If there’s a box of Jell-O in your pantry and you don’t know what to make with it, head down to UW–Madison’s Steenbock Library. But allow time for browsing.

Sure, you might find immediate inspiration in the pages of New Jell-O Recipes (1922), The General Foods Album of Jellied Salads and Aspics (1951), The Joys of Jell-O (1961), or Jell-O: Celebrating 100 years (1997). But don’t settle for the obvious. Dig deeper, and you’ll find something special. In Seasoning Secrets: Herbs and Spices, legendary UW chef Carson Gulley has a recipe for molded fish salad (good for salmon or trout!). In Camouflage Cookery, you’ll find a gelatin-based recipe for mock tomato salad, ideal when real tomatoes are too great a luxury.

Steenbock has more than 7,000 cookbooks. According to librarian Karen Dunn MA’98, the shelves began filling with a gift from Mortimer Levitan 1912, a local lawyer and gourmet. In 1965, he was looking for a permanent home for his 2,615 cookbooks and gave them to his alma mater.

Steenbock Library opened in 1969 to serve the College of Agricultural and Life Sciences and the School of Human Ecology, and the majority of cookbooks were assigned there. Many are filed under the Library of Congress call numbers beginning with TX 700. (T is technology, and TX indicates home economics.)

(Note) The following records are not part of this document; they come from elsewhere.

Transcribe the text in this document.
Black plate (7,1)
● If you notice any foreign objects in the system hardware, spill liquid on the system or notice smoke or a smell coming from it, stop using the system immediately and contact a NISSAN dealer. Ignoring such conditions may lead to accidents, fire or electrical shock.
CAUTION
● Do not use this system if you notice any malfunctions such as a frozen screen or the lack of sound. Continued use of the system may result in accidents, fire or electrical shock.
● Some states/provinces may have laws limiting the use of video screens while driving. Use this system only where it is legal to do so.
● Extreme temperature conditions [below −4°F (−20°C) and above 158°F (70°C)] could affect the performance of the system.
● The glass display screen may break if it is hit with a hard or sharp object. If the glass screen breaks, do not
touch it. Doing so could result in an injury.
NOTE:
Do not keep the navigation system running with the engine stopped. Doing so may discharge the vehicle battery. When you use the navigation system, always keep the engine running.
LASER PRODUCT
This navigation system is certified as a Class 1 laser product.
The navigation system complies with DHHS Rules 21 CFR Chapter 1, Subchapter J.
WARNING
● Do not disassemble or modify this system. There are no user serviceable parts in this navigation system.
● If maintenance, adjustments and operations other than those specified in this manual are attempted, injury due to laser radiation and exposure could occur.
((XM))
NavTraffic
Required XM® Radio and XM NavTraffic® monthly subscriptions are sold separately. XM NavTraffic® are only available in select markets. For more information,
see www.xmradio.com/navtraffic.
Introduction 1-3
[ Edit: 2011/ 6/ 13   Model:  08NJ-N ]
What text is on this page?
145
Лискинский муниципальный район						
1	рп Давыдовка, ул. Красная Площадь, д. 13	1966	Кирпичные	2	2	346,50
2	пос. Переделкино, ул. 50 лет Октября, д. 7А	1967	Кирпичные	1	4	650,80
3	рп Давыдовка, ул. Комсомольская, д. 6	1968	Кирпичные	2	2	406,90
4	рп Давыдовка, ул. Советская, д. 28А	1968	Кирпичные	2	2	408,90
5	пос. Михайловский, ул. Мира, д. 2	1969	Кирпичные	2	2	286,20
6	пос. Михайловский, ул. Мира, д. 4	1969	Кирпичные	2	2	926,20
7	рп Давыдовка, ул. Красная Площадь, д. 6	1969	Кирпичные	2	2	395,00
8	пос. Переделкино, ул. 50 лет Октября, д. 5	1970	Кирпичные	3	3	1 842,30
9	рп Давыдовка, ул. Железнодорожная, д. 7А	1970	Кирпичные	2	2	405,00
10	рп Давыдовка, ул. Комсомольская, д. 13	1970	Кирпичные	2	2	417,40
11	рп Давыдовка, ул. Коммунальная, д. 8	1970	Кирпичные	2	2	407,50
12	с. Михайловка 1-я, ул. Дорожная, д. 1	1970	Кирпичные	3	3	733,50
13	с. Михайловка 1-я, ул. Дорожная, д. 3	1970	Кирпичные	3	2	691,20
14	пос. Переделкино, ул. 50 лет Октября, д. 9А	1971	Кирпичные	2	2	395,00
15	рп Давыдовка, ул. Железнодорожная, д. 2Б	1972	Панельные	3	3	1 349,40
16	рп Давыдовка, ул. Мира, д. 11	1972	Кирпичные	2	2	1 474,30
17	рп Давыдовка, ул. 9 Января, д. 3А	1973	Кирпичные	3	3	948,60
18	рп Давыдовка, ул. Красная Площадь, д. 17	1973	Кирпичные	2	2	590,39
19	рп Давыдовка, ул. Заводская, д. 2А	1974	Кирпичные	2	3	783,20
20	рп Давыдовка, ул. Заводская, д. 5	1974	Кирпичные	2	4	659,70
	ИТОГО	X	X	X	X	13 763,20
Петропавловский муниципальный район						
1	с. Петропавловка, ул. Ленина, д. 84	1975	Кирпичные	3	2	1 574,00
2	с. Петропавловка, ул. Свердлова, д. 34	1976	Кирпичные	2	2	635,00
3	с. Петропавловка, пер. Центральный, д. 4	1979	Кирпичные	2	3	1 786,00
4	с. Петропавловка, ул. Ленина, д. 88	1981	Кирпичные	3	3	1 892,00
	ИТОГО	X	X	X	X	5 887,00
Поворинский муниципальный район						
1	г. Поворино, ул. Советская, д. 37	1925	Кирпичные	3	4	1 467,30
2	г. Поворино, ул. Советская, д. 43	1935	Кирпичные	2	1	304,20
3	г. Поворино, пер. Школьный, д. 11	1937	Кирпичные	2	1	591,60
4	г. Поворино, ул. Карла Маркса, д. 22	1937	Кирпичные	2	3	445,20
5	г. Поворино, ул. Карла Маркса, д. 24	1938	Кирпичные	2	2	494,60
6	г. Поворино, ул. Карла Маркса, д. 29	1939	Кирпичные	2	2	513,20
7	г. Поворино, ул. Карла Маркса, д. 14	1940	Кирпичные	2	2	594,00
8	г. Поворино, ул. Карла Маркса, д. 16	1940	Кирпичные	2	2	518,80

Over time, the UW added more titles, with notable donors including Rheta McCutchin ’56, former head of food service for UW Housing. “She would bring in grocery bags, shopping bags of cookbooks,” says Dunn. These included her five-binder set of favorite recipes, including instructions for her famous crème de menthe brownies.

Cookbooks are cultural artifacts, and they offer insights along with recipes. By reading one, you can discover what foods were common or pricey and what the people of a certain place and time knew or believed about those from other lands. A Waunakee community cookbook includes a recipe for chow mein hot dish, suggesting a curious understanding of Chinese cuisine. (It includes, in addition to canned cream of mushroom soup and egg noodles, “one large bottle soy sauce.”)

Many of the UW’s cookbooks came from private collections, which Dunn says explains their “seemingly random” nature. While the university libraries are always adding, they have to be discerning.

“There [are] a lot of individual curators and collectors out there who have hundreds and hundreds of cookbooks, and they want to donate them someplace that might be useful,” she says. “But shelving space can be challenging for our library institutions. Generally, we can only accept donated materials if they are unique to the collection. We can’t always take [collections] in their entirety unless [donors are] comfortable permitting us to make selections from their collections or to offer them to our Friends of the Libraries.